On 12/6/22 2:33 PM, Jon Callas wrote:
On Dec 6, 2022, at 14:23, Michael Thomas <[email protected]> wrote:
On 12/6/22 2:05 PM, [email protected] wrote:
I very much disagree with everything the above poster said.
Deniability is a default property of all e2ee messaging apps; it’s both
surprising and disheartening that email — a largely unencrypted medium — fails
to provide deniability for its users. If we said that signal was behaving this
way, or TLS, or any other e2ee protocol, we’d be up in arms.
If you want deniability you need to do it some other way. You have absolutely
no control over the receiving domain and little to no control over the sending
domain as well. Even if this wg produced a BCP, BCP's are toothless and rely on
good will when there may be none or can't be bothered. Even unsigned mail can
make for good circumstantial evidence.
I'm very much pro-signature removal.
I'm going to disagree with Mike a bit in that *deniability* is not what we
want. What we want is not creating a mostly-valid non-repudiation. (Me, I don't
think deniable encryption is possible, but that's another long discussion.)
There have been a few cases where DKIM signatures were used to verify hacked
email accounts.
Yes, imagine my surprise when I found out about Her Emails only about a
year ago. But that isn't the only use of forensics.
However, as you know, DKIM authenticates the Administrative Domain not the
user.
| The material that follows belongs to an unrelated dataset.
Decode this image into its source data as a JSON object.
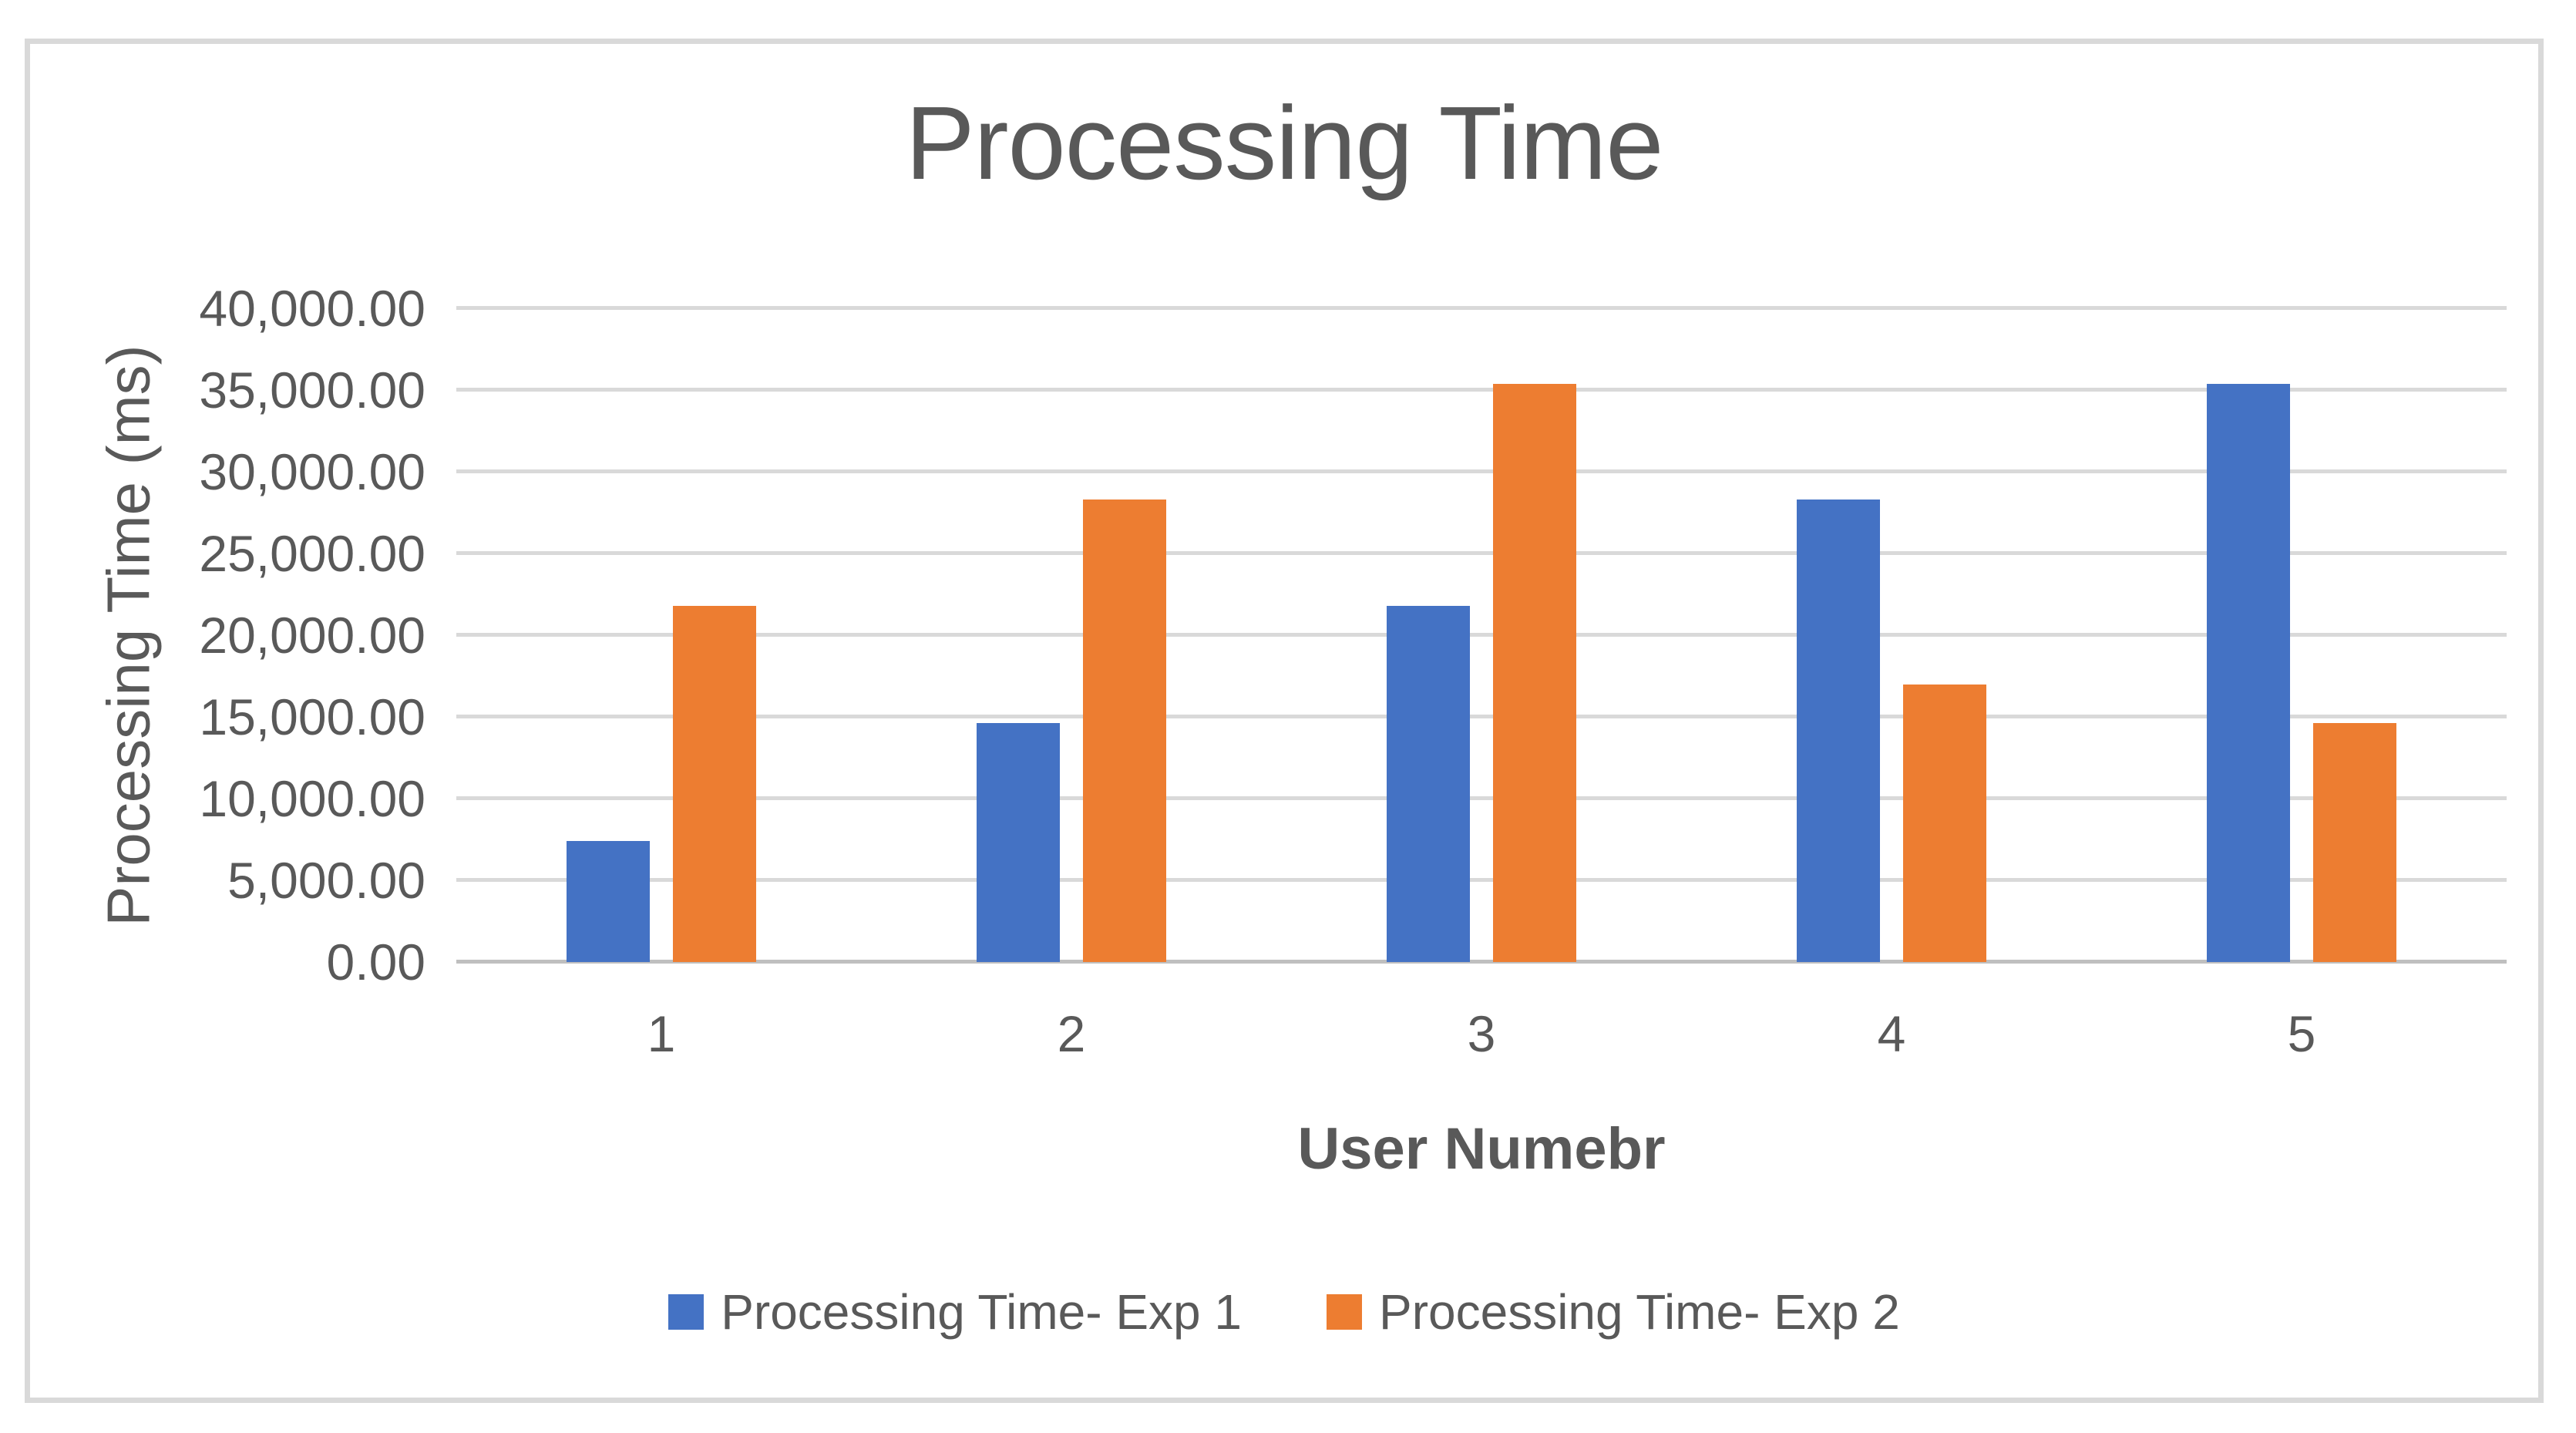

We know that if someone were to be able to do simple SMTP forging to an
outgoing MTA, the MTA would sign the message despite it not coming from the
user.
The purpose of a DKIM signature is, as our original statement put it, to make
sure that a message from your bank actually came from your bank, even if it
passed through your alumni association. Once it arrives to your real mailbox,
that signature is not needed.
That's not true in all cases. Spam and phishing slips through filters,
etc, regularly and doing forensics may happen well past delivery
windows. Part of DKIM is a "blame me" mechanism. If you remove the
signature how do they know they are actually responsible? Or how do you
complain to their upstream provider without proof that it actually came
from their customers? Especially when it's not in their interest to
accept blame. And even if you remove the signature, there is a lot of
other evidence that a leaked email provides. DKIM with Her Emails made a
pretty watertight case that they were real, but even without it it would
have been really hard to disclaim them, especially if people get access
to the receiving domain's logs in a legal setting.